The white paper translates each trend into actionable levers: consolidating tools to speed up customer response, favouring flexible options for resale and rebooking during disruption, diversifying inventory to match demand, reinforcing API infrastructure amid a more fragmented distribution landscape (NDC, direct connections, aggregators), and smoothing payments (card, bank transfer, pay‑by‑link, instalments). It also notes the rise in AI usage, with 57% holding a positive view and nearly one in two willing to delegate rule‑based tasks — such as payment follow‑up, visa checks and external risk assessment — to AI.

“We designed this report as a practical guide to help travel businesses navigate a constantly evolving environment,” said Astrid Kastberg, managing director of RateHawk. “It analyses the main shifts affecting the core components of the travel ecosystem — including market context, traveller behaviour and technology adoption — and aims to help travel professionals identify priority actions to stay competitive over the next decade.”

Inflation and rising costs (fuel, energy, taxation), geopolitical instability, new post‑pandemic behaviours and the influence of social platforms are shaping the priorities identified in the report. Together they are fuelling greater volatility and influencing traveller behaviour, making people more price‑sensitive and prompting more spontaneous decisions. Younger generations, more visual and impatient, expect instant responses and take more inspiration from social content.

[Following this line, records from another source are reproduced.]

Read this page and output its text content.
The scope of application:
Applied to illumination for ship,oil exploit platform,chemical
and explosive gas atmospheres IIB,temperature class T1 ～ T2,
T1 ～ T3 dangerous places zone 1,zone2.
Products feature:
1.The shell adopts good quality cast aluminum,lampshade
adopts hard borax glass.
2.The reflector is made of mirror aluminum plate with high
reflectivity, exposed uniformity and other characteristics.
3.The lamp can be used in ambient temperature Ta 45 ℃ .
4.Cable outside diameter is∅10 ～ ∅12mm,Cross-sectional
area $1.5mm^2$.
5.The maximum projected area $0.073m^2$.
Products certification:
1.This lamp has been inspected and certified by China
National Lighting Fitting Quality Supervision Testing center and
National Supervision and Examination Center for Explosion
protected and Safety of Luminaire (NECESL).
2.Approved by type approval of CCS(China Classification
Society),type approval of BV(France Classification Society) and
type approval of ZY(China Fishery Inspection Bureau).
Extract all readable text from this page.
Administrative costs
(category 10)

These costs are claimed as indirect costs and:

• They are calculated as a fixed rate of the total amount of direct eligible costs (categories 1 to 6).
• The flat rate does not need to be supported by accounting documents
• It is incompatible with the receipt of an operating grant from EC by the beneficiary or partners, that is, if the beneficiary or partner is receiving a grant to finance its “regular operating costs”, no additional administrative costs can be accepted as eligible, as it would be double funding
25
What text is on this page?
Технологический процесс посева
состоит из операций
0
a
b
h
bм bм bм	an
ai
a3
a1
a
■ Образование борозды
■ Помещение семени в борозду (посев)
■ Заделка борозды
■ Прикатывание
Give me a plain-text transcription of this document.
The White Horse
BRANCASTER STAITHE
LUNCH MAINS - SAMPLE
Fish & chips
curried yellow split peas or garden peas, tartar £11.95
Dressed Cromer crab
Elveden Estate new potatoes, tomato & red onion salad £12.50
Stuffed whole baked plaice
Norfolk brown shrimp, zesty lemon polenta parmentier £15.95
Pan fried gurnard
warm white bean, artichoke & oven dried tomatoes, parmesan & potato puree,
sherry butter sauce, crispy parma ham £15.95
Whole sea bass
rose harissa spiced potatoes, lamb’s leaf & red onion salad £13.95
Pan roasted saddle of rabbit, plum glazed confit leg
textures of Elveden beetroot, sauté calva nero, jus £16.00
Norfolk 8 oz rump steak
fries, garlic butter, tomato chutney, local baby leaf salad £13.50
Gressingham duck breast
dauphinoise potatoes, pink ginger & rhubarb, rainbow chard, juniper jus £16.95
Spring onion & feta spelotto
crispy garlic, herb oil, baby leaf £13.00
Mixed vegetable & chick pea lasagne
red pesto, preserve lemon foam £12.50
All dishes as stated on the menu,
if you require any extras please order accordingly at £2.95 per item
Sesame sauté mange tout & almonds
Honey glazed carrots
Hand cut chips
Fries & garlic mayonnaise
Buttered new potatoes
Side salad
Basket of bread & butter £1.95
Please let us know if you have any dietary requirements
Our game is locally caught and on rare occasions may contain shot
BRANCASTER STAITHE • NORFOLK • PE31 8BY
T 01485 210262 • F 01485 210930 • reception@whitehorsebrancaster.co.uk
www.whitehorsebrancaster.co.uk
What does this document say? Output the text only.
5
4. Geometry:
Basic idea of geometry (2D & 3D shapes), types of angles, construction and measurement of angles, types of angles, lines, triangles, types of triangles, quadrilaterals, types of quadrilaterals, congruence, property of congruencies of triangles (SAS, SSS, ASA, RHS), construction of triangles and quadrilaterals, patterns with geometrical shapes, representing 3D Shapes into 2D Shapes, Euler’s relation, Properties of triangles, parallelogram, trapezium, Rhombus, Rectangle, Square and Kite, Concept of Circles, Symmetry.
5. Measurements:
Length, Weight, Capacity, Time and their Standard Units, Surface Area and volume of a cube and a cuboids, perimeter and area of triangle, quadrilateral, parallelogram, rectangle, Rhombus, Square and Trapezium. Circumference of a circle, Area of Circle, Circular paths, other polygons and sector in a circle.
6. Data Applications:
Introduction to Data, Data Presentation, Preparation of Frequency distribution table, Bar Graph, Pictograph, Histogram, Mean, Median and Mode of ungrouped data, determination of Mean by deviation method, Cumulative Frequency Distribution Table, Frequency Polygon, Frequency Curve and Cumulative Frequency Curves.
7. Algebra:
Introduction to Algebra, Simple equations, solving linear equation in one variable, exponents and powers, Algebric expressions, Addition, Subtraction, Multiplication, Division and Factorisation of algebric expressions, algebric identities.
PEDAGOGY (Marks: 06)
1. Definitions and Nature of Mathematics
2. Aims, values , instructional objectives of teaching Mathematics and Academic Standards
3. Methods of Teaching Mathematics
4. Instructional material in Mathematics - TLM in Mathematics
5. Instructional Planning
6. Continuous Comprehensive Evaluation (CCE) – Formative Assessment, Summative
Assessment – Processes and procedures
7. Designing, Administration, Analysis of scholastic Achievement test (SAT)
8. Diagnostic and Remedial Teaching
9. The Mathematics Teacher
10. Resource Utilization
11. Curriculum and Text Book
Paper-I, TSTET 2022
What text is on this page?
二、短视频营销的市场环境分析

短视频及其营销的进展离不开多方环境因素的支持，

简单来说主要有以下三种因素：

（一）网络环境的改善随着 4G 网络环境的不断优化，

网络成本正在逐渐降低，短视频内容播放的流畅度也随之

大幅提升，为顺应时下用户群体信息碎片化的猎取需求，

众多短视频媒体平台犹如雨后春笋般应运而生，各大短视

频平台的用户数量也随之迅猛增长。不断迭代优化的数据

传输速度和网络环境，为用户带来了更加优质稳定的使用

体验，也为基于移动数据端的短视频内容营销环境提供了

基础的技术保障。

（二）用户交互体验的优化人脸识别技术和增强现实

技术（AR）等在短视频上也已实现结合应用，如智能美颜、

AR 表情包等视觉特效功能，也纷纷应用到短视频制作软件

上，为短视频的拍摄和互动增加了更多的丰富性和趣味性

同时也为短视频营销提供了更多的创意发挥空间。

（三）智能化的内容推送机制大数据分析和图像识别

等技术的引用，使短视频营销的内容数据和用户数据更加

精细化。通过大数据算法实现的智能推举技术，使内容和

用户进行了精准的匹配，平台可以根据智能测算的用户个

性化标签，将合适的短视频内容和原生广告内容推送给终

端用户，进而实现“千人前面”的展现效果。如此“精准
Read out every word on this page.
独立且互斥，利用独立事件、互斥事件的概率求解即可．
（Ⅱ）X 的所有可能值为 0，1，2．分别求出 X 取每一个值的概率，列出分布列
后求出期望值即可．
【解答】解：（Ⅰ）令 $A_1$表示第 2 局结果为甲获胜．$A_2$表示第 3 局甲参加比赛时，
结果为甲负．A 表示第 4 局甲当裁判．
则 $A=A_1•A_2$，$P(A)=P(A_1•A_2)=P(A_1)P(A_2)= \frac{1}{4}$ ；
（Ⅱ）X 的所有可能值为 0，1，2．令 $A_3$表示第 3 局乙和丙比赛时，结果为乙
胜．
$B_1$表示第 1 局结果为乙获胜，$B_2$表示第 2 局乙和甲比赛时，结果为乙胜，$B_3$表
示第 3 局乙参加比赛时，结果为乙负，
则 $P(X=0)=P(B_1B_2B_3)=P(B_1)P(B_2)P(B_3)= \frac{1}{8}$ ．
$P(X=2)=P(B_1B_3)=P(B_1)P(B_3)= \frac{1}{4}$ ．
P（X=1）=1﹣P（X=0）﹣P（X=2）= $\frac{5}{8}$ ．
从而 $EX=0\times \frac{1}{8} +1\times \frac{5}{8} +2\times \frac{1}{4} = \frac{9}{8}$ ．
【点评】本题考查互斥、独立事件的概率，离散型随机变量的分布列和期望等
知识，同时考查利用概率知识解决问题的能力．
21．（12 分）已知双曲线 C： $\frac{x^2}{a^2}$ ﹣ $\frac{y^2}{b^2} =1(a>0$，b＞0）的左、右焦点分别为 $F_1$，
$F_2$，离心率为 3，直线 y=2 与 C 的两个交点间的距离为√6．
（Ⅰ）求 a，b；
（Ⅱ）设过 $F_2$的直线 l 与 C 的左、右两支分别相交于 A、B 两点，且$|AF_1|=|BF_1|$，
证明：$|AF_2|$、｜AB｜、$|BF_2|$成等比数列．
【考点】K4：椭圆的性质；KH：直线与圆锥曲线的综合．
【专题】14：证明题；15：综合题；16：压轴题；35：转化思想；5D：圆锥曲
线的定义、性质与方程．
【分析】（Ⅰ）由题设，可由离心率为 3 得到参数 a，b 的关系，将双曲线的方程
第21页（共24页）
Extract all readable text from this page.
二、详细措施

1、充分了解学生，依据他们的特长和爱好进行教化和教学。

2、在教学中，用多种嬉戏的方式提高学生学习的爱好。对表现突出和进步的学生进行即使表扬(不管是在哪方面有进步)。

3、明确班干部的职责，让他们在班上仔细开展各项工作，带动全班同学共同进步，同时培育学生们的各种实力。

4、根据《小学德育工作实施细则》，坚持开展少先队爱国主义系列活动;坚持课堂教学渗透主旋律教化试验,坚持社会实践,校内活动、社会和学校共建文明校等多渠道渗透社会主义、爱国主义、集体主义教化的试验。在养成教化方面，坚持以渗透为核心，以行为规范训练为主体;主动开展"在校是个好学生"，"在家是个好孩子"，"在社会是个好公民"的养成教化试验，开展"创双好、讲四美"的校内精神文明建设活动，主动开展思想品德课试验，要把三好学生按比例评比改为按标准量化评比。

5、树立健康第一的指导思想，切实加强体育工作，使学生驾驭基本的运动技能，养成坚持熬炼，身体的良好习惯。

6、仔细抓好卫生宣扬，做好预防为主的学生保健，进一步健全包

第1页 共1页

This uncertainty is pushing travel professionals to diversify risk with more resilient product, while driving demand for all‑in‑one solutions that simplify booking and trip management. Reliable API connections, which allow rapid reaction to changing conditions, are becoming crucial. The paper also observes that despite growing automation, the perceived value of human advisers is rising, particularly for decoding complex options and handling disruption.

The document notes that 27% of respondents rank regulatory change among their biggest challenges, 23% point to financial instability and the risk of supplier failure, and 24% struggle to keep pace with customer responsiveness demands. In a sector whose contribution to global GDP is estimated by the WTTC at 11.6 trillion, the report outlines a pragmatic roadmap: invest in connectivity, improve data quality and refocus on advisory — without losing the personal relationship.